He survived the Asian financial crisis, which wiped out entire economies and tore his family apart.
As his mixed martial arts promotions go audience free, One Championship founder Chatri Sityodtong says he’s finding ways to thrive during the coronavirus pandemic that is shutting down sports around the globe.
Experiences seared into his psyche in the 1990s have equipped him to think outside the ring.
His esports promotions are, Chatri says, a blessing. Then there’s a new TV venture — The Apprentice: One Championship Edition. He bought the rights, and he’s scanning the globe now for contestants. He politely fends off questions about getting any tips from Donald Trump, the long-time host of the American version.
Regardless, just as Chatri’s style of promotions differs in tone from the U.S.-based UFC, his spin on The Apprentice will be unique — a blend of mental and physical, character-testing challenges, a mix of fellow CE0s helping out as judges and his One Championship world champions involved at various stages.
“I argue that this Apprentice will be the toughest in history because you have to pass all the business challenges, so you have to be super smart, but at the same time you have to pass all the physical challenges, which means you have to be super fit,” he said in a telephone interview from Singapore. “It should be fun.”
That show is for later in the year, though. For now, he’s focusing on the MMA events in Singapore on April 17, 24, May 1 and 8, followed by promotions in the Philippines on May 29 and “Legendary Warriors” in Shanghai, China on June 20. The athletes aren’t all in Singapore yet, but he’s expecting to have everything ready to go ahead in an empty stadium to meet safety regulations amid the pandemic. The first of the so-called closed-door events went ahead late last month in Singapore, with Janet Todd dethroning Atomweight kickboxing champion Stamp Fairtex in a split decision.

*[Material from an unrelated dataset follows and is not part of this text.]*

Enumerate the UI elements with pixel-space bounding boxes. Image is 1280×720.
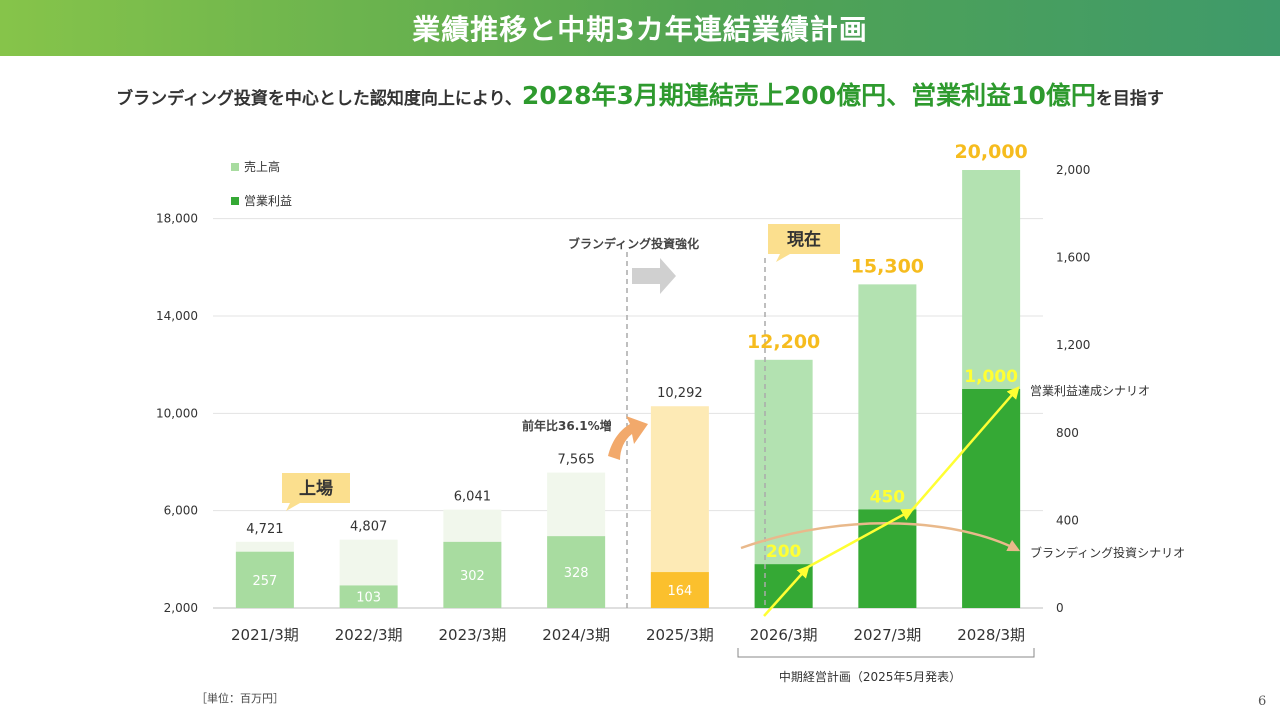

“We operate in so many different countries — every country is different in terms of its state of the coronavirus, government policies and containment.” he said. “From what we can see right now, there should be no interruption to our schedule. The next couple of months are going to be tricky, but beyond — what we’re seeing now — there are a lot of countries in Asia that have really contained it. I think, again, there’s going to be a lot of opportunity.”
Chatri lived in Thailand with his parents before the Asian financial crisis changed their lives, including the breakdown of the the marriage.
“Watching how it tore apart my family and put us in poverty. Those lessons that I learned are, fully ingrained in my memory and in my psyche,” he told The Associated Press. “A lot of (those) lessons I apply to the business world.”
“Record levels of bankruptcies, personal and corporate, suicide rates went through the roof,” he recalls as he contemplates the contemporary scene. “I expect to see the same thing, globally, in various countries and industries. We are living genuinely in extraordinary times.”
Chatri took his mother’s advice as they set about rebuilding their lives, moving to America to pursue his education.
After gaining an MBA from the Harvard Business School and working on Wall Street, he moved back to Asia to grow his own brand.
“The way I think about it as a CEO. Every major sports property is down right now,” he said. “If we are the only live global sports property broadcasting, we will by definition get new fans and increase our reach.”
By that, he means more expansion into the Americas.
One Championship has steadily grown its following, to the point where it is broadcast in more than 150 countries and purports to be Asia’s largest global producer of live sports content for youth and millennials.
“We’ve spent 8 ½ years building a massive platform, a massive brand and a massive product,” Chatri said. “So, I feel very blessed to be in the position we’re in, such that One Championship will be able to seize opportunities through all this chaos.”